Hard contraindications#

• Pregnancy and lactation — no human safety data exist. Do not use.
• Chronic benzodiazepine or Z-drug therapy — BZ-site competition makes this a pharmacodynamic conflict, not a safety emergency, but the interaction is real and dosing schedules should not overlap without clinical oversight.
• "License to drink more" framing — DHM blunts the subjective intoxication signal and accelerates acetaldehyde clearance. It does not meaningfully lower blood alcohol concentration, does not make operating a vehicle after drinking safe, and does not neutralize the organ toxicity of heavy chronic ethanol intake. Users who treat DHM as permission to drink past their normal limit routinely present with creeping ALT/AST despite the protocol. This is the single most common way the compound gets misused.

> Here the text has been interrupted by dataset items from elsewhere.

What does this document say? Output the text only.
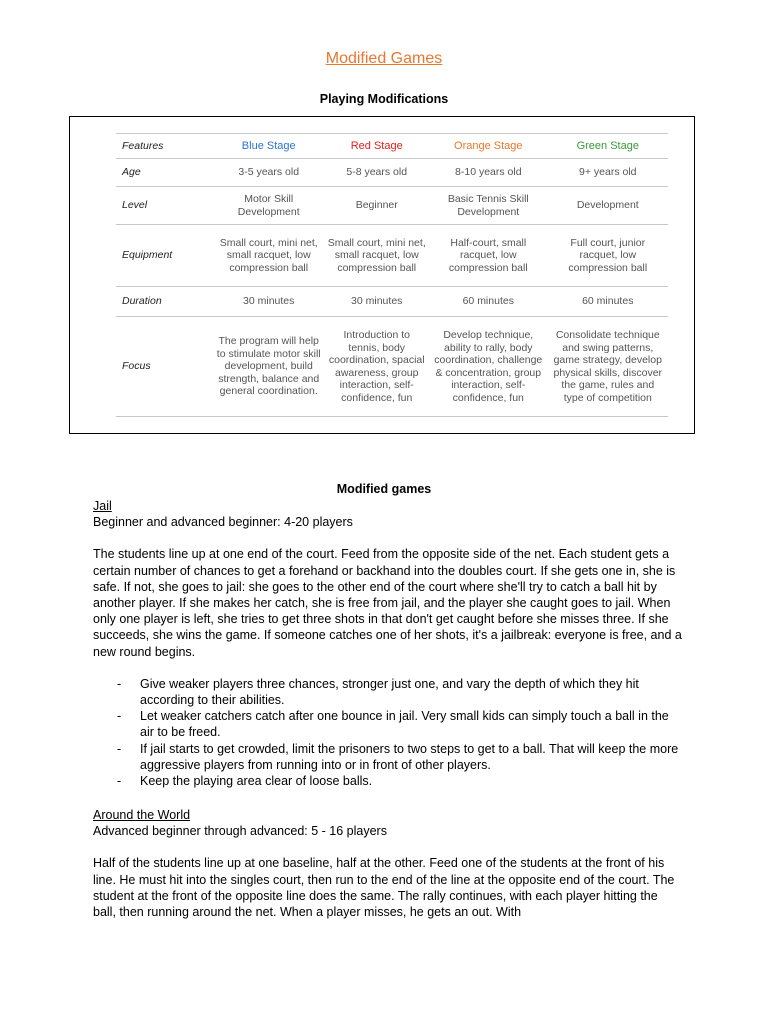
Modified Games
Playing Modifications
Features	Blue Stage	Red Stage	Orange Stage	Green Stage
Age	3-5 years old	5-8 years old	8-10 years old	9+ years old
Level	Motor Skill Development	Beginner	Basic Tennis Skill Development	Development
Equipment	Small court, mini net, small racquet, low compression ball	Small court, mini net, small racquet, low compression ball	Half-court, small racquet, low compression ball	Full court, junior racquet, low compression ball
Duration	30 minutes	30 minutes	60 minutes	60 minutes
Focus	The program will help to stimulate motor skill development, build strength, balance and general coordination.	Introduction to tennis, body coordination, spacial awareness, group interaction, self-confidence, fun	Develop technique, ability to rally, body coordination, challenge & concentration, group interaction, self-confidence, fun	Consolidate technique and swing patterns, game strategy, develop physical skills, discover the game, rules and type of competition
Modified games
Jail
Beginner and advanced beginner: 4-20 players
The students line up at one end of the court. Feed from the opposite side of the net. Each student gets a certain number of chances to get a forehand or backhand into the doubles court. If she gets one in, she is safe. If not, she goes to jail: she goes to the other end of the court where she'll try to catch a ball hit by another player. If she makes her catch, she is free from jail, and the player she caught goes to jail. When only one player is left, she tries to get three shots in that don't get caught before she misses three. If she succeeds, she wins the game. If someone catches one of her shots, it's a jailbreak: everyone is free, and a new round begins.
- Give weaker players three chances, stronger just one, and vary the depth of which they hit according to their abilities.
- Let weaker catchers catch after one bounce in jail. Very small kids can simply touch a ball in the air to be freed.
- If jail starts to get crowded, limit the prisoners to two steps to get to a ball. That will keep the more aggressive players from running into or in front of other players.
- Keep the playing area clear of loose balls.
Around the World
Advanced beginner through advanced: 5 - 16 players
Half of the students line up at one baseline, half at the other. Feed one of the students at the front of his line. He must hit into the singles court, then run to the end of the line at the opposite end of the court. The student at the front of the opposite line does the same. The rally continues, with each player hitting the ball, then running around the net. When a player misses, he gets an out. With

Gender and cycle considerations#

No gender-specific dose adjustment. DHM is not hormonally active, does not suppress the HPTA, does not aromatize, and carries no virilization or gynecomastia risk — it is equally usable by male and female physique-focused users. No PCT considerations apply. For users stacking DHM onto oral AAS cycles as part of a hepatoprotective triad (DHM 300mg BID + TUDCA 250–500mg/day + NAC 600–1,200mg/day), standard on-cycle LFT monitoring every 4–6 weeks remains the correct cadence — the DHM arm supplements, rather than replaces, cycle length discipline and sensible oral dosing.